I talked to April a lot about the place that we consider to be our “homeplace.” Generations of my family had lived in the house and on the land there. It’s such a special place to us that I wanted to share it with her as well. We had visited the place together, and she had heard a million of my stories from me and other family members before the project ever began.
I loved the pictures in the book. How did you decide which pictures to include?

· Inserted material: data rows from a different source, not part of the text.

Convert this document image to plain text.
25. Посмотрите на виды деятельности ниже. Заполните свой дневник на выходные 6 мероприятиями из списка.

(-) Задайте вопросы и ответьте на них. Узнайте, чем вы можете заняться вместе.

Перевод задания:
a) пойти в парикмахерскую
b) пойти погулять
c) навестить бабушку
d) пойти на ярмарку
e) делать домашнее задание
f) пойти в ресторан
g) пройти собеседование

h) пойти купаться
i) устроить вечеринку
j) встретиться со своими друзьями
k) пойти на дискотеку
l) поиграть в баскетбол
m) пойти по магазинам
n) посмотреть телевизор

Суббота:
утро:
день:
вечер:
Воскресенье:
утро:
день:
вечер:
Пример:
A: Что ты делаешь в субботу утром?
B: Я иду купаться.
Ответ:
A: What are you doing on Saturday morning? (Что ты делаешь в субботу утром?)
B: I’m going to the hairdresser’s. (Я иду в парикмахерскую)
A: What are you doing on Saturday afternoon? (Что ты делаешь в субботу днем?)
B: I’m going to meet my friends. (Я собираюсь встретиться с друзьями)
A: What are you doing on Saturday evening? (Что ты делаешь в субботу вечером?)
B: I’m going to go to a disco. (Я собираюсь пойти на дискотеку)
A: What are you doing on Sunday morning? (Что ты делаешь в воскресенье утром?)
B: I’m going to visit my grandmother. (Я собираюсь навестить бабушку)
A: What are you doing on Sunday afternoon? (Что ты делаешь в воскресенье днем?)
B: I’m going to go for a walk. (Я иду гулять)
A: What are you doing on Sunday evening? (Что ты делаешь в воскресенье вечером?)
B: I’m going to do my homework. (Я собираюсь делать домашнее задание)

April was responsible for the photographs that are used at the center of each page. She, with the permission of my cousin who owned the place at the time, went there and took the photos without me. She put them together in a scrapbook with the story and surprised me with it as a gift. When I started putting the project together for print, I added photos and keepsakes to the background that came from my family’s belongings. There’s a receipt from my granddad’s days working at a local hospital. There are letters that my great-uncle Cortez sent to my aunt, Cleon, from when he was a soldier in World War II. Pins, coins, paperclips, and other items came from my grandparents’ things. The only old photo in the book is of my aunt, Cleon, who owned the place most of my life. She was a pivotal person to us all, and was our matriarch for so many years.
What were some ideas, or emotions, that were important for you to convey in this book?
After April gave me the scrapbook, I shared it with my family. So many of them loved it so much that they asked us to reproduce it. We wanted to share our love for the house and land with others. We knew other people had their own “homeplaces” in their lives and could relate. Cleon’s, as I call the place, feels like the quintessential Tennessee homeplace to me. A friend mentioned that the book conveyed “object permanence.” We all have those tangible things and places tied to so many memories. People outside of the family won’t recognize every little thing in the photos, but they may be able to tie it to the things that they remember and feel nostalgic about.
What is the next book that you are working on and when will it be available?
I’m not sure what our next project will be, but I’m looking forward to working with April again. This was our third book together, and I’d love to add many more.